Chanda Kochhar, MD and CEO of ICICI Bank, says this initiative “to enable self-help groups become financially secure is one of the most important blocks of ICICI Bank’s overall activities to drive financial inclusion in India.

At Harur, 42 km from Dharmapuri, I meet another SHG, this time of middle class and fairly well educated women, who are the wives of policemen, other government servants, etc. Vasundhara, a retired headmistress of a local school, leads the group of 13 started in 2009. Earlier the members bought sarees from Erode and Chennai in bulk and sold them at Harur. They also sell house and night wear (“super sales”), along with churidar sets, own eight sewing machines – one for special embroidery – and make good money by running tailoring classes. “Our biggest clients are the local teachers as well as housewives”, beams Mary Bosco.

But their income saw a bigger jump in 2012 when some of them trained with a jeweller to make artificial jewellery. In 2012, they got a loan of Rs 4.5 lakh, repayable in 24 months; but it has been repaid four months in advance, and this is the story in many groups. Their next loan will be for Rs 6 lakh so they can expand their business; they not only sell the jewellery which is crafted here, but also give it out on rent for marriages.

There is immense cheer and camaraderie in the group and no visitor can escape those vibes.
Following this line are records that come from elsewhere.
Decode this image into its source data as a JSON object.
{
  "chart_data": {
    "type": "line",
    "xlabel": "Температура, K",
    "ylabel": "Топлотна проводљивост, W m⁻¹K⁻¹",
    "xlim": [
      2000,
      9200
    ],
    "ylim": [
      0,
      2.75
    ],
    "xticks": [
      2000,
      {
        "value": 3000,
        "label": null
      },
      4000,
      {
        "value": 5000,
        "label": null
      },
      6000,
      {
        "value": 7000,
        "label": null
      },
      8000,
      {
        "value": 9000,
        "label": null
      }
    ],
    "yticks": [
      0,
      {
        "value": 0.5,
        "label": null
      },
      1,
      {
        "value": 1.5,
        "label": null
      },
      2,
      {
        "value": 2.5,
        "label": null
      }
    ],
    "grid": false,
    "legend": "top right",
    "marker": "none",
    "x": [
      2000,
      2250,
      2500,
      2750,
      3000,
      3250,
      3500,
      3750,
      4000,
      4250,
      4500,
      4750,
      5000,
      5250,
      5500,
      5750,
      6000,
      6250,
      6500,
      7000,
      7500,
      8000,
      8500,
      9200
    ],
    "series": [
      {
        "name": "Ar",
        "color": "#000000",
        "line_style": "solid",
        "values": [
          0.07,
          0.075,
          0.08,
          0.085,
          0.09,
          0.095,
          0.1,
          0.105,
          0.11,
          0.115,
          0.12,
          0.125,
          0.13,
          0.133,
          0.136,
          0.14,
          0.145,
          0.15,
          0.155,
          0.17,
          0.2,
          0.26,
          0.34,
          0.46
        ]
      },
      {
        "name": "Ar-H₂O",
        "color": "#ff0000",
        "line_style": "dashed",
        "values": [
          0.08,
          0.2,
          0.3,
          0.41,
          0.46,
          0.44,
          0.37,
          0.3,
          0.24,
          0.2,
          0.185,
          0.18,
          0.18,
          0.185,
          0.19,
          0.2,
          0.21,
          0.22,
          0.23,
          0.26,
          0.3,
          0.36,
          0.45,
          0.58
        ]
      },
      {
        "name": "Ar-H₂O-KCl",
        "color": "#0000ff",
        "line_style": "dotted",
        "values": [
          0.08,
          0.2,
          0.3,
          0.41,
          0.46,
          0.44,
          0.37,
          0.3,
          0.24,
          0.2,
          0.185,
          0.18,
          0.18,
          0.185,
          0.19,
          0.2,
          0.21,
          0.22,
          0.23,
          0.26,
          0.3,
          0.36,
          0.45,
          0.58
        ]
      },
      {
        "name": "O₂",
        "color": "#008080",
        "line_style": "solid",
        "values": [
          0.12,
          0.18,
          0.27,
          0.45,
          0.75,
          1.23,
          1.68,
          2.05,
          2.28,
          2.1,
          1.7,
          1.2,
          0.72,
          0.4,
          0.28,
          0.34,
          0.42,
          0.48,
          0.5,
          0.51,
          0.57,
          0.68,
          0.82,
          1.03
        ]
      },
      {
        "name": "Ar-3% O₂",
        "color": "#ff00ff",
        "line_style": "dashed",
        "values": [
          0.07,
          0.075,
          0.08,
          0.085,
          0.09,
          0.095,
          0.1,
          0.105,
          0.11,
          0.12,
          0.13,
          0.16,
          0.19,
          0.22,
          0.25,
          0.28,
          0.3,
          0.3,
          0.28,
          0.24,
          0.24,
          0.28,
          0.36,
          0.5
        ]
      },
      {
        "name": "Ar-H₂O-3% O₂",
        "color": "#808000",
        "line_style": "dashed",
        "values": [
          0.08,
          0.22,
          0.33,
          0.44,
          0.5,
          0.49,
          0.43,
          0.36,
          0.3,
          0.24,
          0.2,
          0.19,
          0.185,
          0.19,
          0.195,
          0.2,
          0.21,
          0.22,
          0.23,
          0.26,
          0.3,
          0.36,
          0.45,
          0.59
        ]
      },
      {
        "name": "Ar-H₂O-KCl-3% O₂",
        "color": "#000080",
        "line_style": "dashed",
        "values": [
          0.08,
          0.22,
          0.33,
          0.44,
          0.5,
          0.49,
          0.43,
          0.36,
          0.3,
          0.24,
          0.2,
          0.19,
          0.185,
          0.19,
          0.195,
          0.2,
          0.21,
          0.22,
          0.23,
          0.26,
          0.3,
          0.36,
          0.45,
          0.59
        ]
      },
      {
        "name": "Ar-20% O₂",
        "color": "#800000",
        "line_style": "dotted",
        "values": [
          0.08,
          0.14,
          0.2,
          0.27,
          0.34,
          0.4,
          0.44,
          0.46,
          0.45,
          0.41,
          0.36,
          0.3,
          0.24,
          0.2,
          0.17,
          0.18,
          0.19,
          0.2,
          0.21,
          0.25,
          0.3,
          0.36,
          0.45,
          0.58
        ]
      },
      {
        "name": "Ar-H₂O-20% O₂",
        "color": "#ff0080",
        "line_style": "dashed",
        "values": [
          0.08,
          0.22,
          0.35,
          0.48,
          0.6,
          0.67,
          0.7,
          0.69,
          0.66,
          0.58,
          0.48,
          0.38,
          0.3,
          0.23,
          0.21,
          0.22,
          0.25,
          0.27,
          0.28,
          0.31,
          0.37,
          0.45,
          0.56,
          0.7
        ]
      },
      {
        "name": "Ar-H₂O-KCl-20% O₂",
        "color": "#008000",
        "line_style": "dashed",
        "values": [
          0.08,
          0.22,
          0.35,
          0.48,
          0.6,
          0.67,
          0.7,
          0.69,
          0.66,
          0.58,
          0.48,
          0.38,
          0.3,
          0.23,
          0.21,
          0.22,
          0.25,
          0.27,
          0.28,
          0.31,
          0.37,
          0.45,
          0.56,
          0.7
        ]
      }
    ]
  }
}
When Kalaiselvi walks in, carrying her 10-year-old spastic child, some of the women fuss over him. “I used to be depressed sitting with my child at home, but now, being a member of this group has not only given me income, but also diversion,” she says.

The members get about Rs 6,000 a month from the SHG, and make more money through other activities. Mary helps her husband, an LIC agent, to run a photocopying shop; her daughter is doing a visual communications course in Vellore, and stays in a hostel. Most SHG members in villages help in tending the farmland they own.

Sasikala, wife of a police head constable, recalls with a grin, “At first my husband wouldn’t allow me to join this SHG, saying it will make you tired; why do you want to work? But now he is happy, because he finds me more self-confident and cheerful.”

In both the SHGs, which are obviously model ones for the bank, there is a great demand for membership from other women who were earlier sceptical. Each member, along with financial literacy, is given an ICICI booklet to keep her account, and many of them have personal SB accounts as well.

Another positive fallout for the women is that some of their children are selected, trained and placed in decent jobs by the ICICI Academy of Skills in various vocations.

Kochhar is amazed by the “remarkable entrepreneurial spirit of the SHG women, which has made this programme a success. This urges us to continue funding their dreams and help uplift more and more families. At the Bank, we strongly believe: Empower a woman and you can empower the nation.”

Over the next year, she adds, they hope to double their reach and support over two million women with a cumulative loan disbursement of Rs 2,500 crore.